Changes in metabolites levels according to the immunologic status of patients. (A) Levels of Asp and 2-HG metabolites according to the CD34/MPO status in M0, M1, and M2 subtypes, corresponding to immature AML. (B) Levels of Gln and Pro according to the CD14/CD300e status in M4 and M5 subtypes, corresponding to more mature AML. Mean value ± SEM. Two-way analysis of variance test, ***P < .001.

Figure 6.

Specific metabolic profile of AML patients according to their prognosis (ELN classification). (A) Score plot of the OPLS-DA model comparing adverse (n = 18) vs favorable (n = 21) prognostic groups (R2Y = 0.751; Q2 = 0.472). (B) Levels of GSH and Asp in favorable group compared with adverse group.

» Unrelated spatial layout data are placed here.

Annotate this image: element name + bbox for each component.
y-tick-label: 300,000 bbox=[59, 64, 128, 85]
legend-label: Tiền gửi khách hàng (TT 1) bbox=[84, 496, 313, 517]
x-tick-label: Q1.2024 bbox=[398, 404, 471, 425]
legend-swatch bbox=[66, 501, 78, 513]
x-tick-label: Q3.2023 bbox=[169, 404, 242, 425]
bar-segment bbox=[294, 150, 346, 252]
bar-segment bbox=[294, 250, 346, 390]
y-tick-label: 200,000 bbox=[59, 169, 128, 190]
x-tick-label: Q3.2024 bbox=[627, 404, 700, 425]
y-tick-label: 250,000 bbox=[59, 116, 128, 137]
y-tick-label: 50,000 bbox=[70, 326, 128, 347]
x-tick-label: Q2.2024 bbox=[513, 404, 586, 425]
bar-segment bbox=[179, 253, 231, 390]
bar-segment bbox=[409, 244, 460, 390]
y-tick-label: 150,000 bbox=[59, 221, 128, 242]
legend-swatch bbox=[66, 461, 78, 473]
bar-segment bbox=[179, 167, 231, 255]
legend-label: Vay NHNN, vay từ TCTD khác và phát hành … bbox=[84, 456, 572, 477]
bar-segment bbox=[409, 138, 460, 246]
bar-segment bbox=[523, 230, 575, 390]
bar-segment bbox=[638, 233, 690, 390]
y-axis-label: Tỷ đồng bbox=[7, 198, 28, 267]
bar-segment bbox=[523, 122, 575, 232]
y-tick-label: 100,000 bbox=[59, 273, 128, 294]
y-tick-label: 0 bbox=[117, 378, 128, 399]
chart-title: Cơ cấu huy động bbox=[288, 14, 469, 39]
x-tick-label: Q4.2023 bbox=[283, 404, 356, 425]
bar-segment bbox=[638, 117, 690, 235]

Mean value ± SEM. Student t test, *P < .05, **P < .01. (C) The prediction of the patients with intermediate risk in the OPLS-DA model built with adverse and favorable subgroups shows a distribution of the half of these patients in favorable risk (n = 8) and the other half in adverse risk (n = 7).

Figure 7.

Specific metabolic profile of AML patients according to their response to chemotherapy induction. (A) Score plot of the OPLS-DA model comparing chemosensitive patients (n = 31) vs chemoresistant patients (n = 7). The model is very robust and predictive (R2Y = 0.865; Q2 = 0.641), showing well-separated groups. (B) 1D loading plot of chemosensitive (CS) and chemoresistant (CR) patients. (C) Levels of Gln, scyllo-I, Ala, GSH, and τ in chemosensitive patients compared with chemoresistant patients. Mean value ± SEM. Student t test, *P < .05, **P < .01.